|Title||Relationships between uterine health and metabolism in dairy cows with different dry period lengths|
|Author(s)||Chen, J.; Soede, N.M.; Remmelink, G.J.; Bruckmaier, R.M.; Kemp, B.; Knegsel, A.T.M. van|
|Source||Theriogenology 101 (2017). - ISSN 0093-691X - p. 8 - 14.|
|Publication type||Refereed Article in a scientific journal|
|Keyword(s)||Continuous milking - Glucogenic nutrient - Lipogenic nutrient - Progesterone - Uterine health|
The first objective of this study was to evaluate effects of dry period (DP) length and dietary energy source on ovarian activity, uterine health status, pregnancy rate, and days open in dairy cows in the second subsequent lactation after implementation of DP length and dietary treatments. The second objective was to determine relationships of uterine health status with ovarian activity, milk yield, energy balance (EB), and metabolic status in dairy cows. Holstein-Friesian dairy cows (n = 167) were assigned randomly to 1 of 3 DP lengths (0-, 30-, or 60-d) and 1 of 2 early lactation diets (glucogenic or lipogenic diet) for 2 subsequent lactations. Milk samples were collected three times a week. At least two succeeding milk samples with concentration of progesterone ≥2 ng/mL were used to indicate the occurrence of luteal activity. Vaginal discharge was scored in wk 2 and 3 after calving to evaluate uterine health status and cows were classified as having a healthy uterine environment [HU, vaginal discharge score (VDS) = 0 or 1 in both wk 2 and 3], a recovering uterine environment (RU, VDS = 2 or 3 in wk 2 and VDS = 0 or 1 in wk 3), or a non-recovering uterine environment (NRU, VDS = 2 or 3 in wk 3). Cows were monitored for milk yield, dry matter intake (DMI), and blood was sampled weekly to determine metabolic status from calving to wk 3 postcalving.
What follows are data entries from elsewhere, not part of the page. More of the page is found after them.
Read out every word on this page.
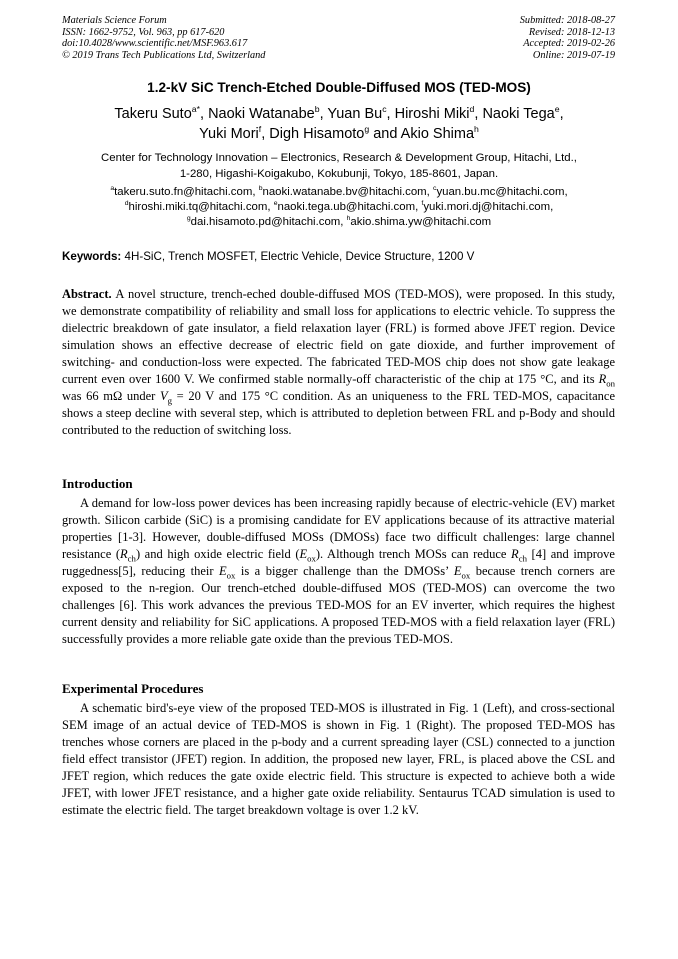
Materials Science Forum
ISSN: 1662-9752, Vol. 963, pp 617-620
doi:10.4028/www.scientific.net/MSF.963.617
© 2019 Trans Tech Publications Ltd, Switzerland
Submitted: 2018-08-27
Revised: 2018-12-13
Accepted: 2019-02-26
Online: 2019-07-19
1.2-kV SiC Trench-Etched Double-Diffused MOS (TED-MOS)
Takeru Suto$^{a*}$, Naoki Watanabe$^b$, Yuan Bu$^c$, Hiroshi Miki$^d$, Naoki Tega$^e$,
Yuki Mori$^f$, Digh Hisamoto$^g$ and Akio Shima$^h$
Center for Technology Innovation – Electronics, Research & Development Group, Hitachi, Ltd.,
1-280, Higashi-Koigakubo, Kokubunji, Tokyo, 185-8601, Japan.
$^a$takeru.suto.fn@hitachi.com, $^b$naoki.watanabe.bv@hitachi.com, $^c$yuan.bu.mc@hitachi.com,
$^d$hiroshi.miki.tq@hitachi.com, $^e$naoki.tega.ub@hitachi.com, $^f$yuki.mori.dj@hitachi.com,
$^g$dai.hisamoto.pd@hitachi.com, $^h$akio.shima.yw@hitachi.com
Keywords: 4H-SiC, Trench MOSFET, Electric Vehicle, Device Structure, 1200 V
Abstract. A novel structure, trench-eched double-diffused MOS (TED-MOS), were proposed. In this study, we demonstrate compatibility of reliability and small loss for applications to electric vehicle. To suppress the dielectric breakdown of gate insulator, a field relaxation layer (FRL) is formed above JFET region. Device simulation shows an effective decrease of electric field on gate dioxide, and further improvement of switching- and conduction-loss were expected. The fabricated TED-MOS chip does not show gate leakage current even over 1600 V. We confirmed stable normally-off characteristic of the chip at 175 °C, and its $R_{on}$ was 66 mΩ under $V_g = 20$ V and 175 °C condition. As an uniqueness to the FRL TED-MOS, capacitance shows a steep decline with several step, which is attributed to depletion between FRL and p-Body and should contributed to the reduction of switching loss.
Introduction
A demand for low-loss power devices has been increasing rapidly because of electric-vehicle (EV) market growth. Silicon carbide (SiC) is a promising candidate for EV applications because of its attractive material properties [1-3]. However, double-diffused MOSs (DMOSs) face two difficult challenges: large channel resistance $(R_{ch})$ and high oxide electric field $(E_{ox})$. Although trench MOSs can reduce $R_{ch}$ [4] and improve ruggedness[5], reducing their $E_{ox}$ is a bigger challenge than the DMOSs’ $E_{ox}$ because trench corners are exposed to the n-region. Our trench-etched double-diffused MOS (TED-MOS) can overcome the two challenges [6]. This work advances the previous TED-MOS for an EV inverter, which requires the highest current density and reliability for SiC applications. A proposed TED-MOS with a field relaxation layer (FRL) successfully provides a more reliable gate oxide than the previous TED-MOS.
Experimental Procedures
A schematic bird's-eye view of the proposed TED-MOS is illustrated in Fig. 1 (Left), and cross-sectional SEM image of an actual device of TED-MOS is shown in Fig. 1 (Right). The proposed TED-MOS has trenches whose corners are placed in the p-body and a current spreading layer (CSL) connected to a junction field effect transistor (JFET) region. In addition, the proposed new layer, FRL, is placed above the CSL and JFET region, which reduces the gate oxide electric field. This structure is expected to achieve both a wide JFET, with lower JFET resistance, and a higher gate oxide reliability. Sentaurus TCAD simulation is used to estimate the electric field. The target breakdown voltage is over 1.2 kV.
Dry period length was not related with uterine health status in early lactation, pregnancy rate, or days open in dairy cows. Independent of DP length, feeding a glucogenic diet shortened the interval from calving to onset of luteal activity (25.3 vs. 31.0 d, P = 0.04), but decreased pregnancy rate compared with a more lipogenic diet (68.2 vs. 78.1 d, P = 0.03). In the first 3 wk after calving, cows with a NRU had lower milk yield (36.8 vs. 36.8 vs. 32.4 kg for cows with a HU, RU, or NRU, respectively; P < 0.01) and lower DMI than cows with a HU or RU. Cows with a RU had lower plasma glucose and insulin concentrations than cows with a NRU or HU. In conclusion, DP length did not influence fertility measures and uterine health status in the second subsequent lactation after implementation of DP length treatments. Independent of DP length, feeding a glucogenic diet leaded to earlier ovulation postcalving, but decreased pregnancy rate compared with a more lipogenic diet. In addition, a healthy uterine environment was related to greater milk yield and better metabolic status, independent of DP length.